The obvious argument for doing these trials is that we badly need evidence to show what does and doesn’t work in HIV, for individual patients and policy. And, although most countries that face the brunt of the HIV/AIDS epidemic have weak health systems that are not capable of implementing many of the interventions, if researchers can show that these interventions work, then the funding will come as the allure of slowing and possibly stopping the epidemic becomes too tempting. People say “look at what happened with ARTs; 10 years ago people said that you couldn’t put people ART and now look what’s happened” – PEPFAR has reduced AIDS deaths by an estimated 10% by starting them on ART. Maybe this is true but at the least it’s a gamble.
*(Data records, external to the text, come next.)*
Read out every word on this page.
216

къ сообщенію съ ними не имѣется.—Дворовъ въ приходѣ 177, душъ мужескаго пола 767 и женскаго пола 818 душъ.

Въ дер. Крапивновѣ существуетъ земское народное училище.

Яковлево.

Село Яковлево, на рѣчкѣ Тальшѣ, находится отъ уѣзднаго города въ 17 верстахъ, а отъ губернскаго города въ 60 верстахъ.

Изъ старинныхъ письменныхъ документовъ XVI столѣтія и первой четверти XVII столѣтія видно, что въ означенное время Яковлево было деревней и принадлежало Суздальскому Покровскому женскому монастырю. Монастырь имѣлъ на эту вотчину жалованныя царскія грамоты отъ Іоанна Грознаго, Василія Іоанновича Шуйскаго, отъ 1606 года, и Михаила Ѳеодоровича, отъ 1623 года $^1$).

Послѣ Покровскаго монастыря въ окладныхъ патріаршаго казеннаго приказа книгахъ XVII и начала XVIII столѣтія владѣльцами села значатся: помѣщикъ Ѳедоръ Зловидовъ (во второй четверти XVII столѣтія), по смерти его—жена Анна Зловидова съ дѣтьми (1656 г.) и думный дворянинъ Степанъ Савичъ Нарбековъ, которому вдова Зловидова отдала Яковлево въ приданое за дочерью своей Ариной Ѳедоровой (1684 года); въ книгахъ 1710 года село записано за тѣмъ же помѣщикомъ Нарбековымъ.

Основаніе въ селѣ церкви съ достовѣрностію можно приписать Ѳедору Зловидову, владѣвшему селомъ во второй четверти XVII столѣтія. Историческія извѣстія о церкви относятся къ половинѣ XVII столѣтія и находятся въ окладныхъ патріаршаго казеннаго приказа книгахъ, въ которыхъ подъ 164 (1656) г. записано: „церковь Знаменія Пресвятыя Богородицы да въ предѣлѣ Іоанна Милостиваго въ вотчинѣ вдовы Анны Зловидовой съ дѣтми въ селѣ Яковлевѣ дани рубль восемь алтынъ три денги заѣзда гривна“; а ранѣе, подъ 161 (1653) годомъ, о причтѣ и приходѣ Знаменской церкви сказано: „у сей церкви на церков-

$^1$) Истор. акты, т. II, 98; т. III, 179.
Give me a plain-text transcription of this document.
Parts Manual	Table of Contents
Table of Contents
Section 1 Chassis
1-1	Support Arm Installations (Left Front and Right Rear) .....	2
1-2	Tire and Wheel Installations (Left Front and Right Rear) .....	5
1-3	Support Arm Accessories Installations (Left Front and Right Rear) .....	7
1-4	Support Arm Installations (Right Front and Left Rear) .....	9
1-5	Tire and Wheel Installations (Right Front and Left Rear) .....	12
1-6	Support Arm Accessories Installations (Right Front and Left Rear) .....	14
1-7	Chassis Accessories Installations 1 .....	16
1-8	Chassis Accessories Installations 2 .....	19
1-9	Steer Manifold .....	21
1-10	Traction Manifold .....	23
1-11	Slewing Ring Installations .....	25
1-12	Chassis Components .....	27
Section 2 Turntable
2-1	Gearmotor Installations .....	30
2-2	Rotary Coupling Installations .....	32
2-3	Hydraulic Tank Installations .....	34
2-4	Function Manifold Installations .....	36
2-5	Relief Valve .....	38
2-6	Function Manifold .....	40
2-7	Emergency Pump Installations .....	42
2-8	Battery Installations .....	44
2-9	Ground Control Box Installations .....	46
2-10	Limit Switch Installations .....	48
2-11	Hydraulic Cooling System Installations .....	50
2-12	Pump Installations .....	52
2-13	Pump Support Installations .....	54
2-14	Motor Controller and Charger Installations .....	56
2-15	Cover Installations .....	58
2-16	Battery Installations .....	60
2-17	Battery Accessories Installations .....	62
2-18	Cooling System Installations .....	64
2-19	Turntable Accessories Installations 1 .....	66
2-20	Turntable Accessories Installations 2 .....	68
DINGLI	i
Personally, I can’t help but feel sad and angry about the care that this 13 year-old girl will receive. I’m sad and angry because I know down the corridor from her is someone who, by virtue of being 5 years older, is being looked after by a foreign research doctor (getting paid a western salary) to provide international quality care for their trial patient. Care that can, in the words of one researcher, "we only do in a research setting". Underpinning this is the fact that her health system can’t provide (for a myriad of reasons) a similar standard of care and, unless we see a paradigm shift in how HIV care and health systems are going to be funded and interventions rolled out, is most likely not going to provide that standard of care in the near future. This funding could be donor driven but in the current climate this is unlikely, which leaves resource limited countries the option of reprioritizing their own scant resources, the alternative is that they perform an economic miracle of growing their economies in an equitable way at a vastly increased speed. For research there is a growing move towards “operational research” focusing on how to scale up interventions by cost-effective means. Perhaps this will prove to a more equitable and just method for improving access to care, we will have to wait and see.

P.s. To add to the western focused research fetish; why do trials publish in NJEM when there is f*^k all chance that a clinical officer or medical student, who is arguably the most important reader of these trials, is able to access them?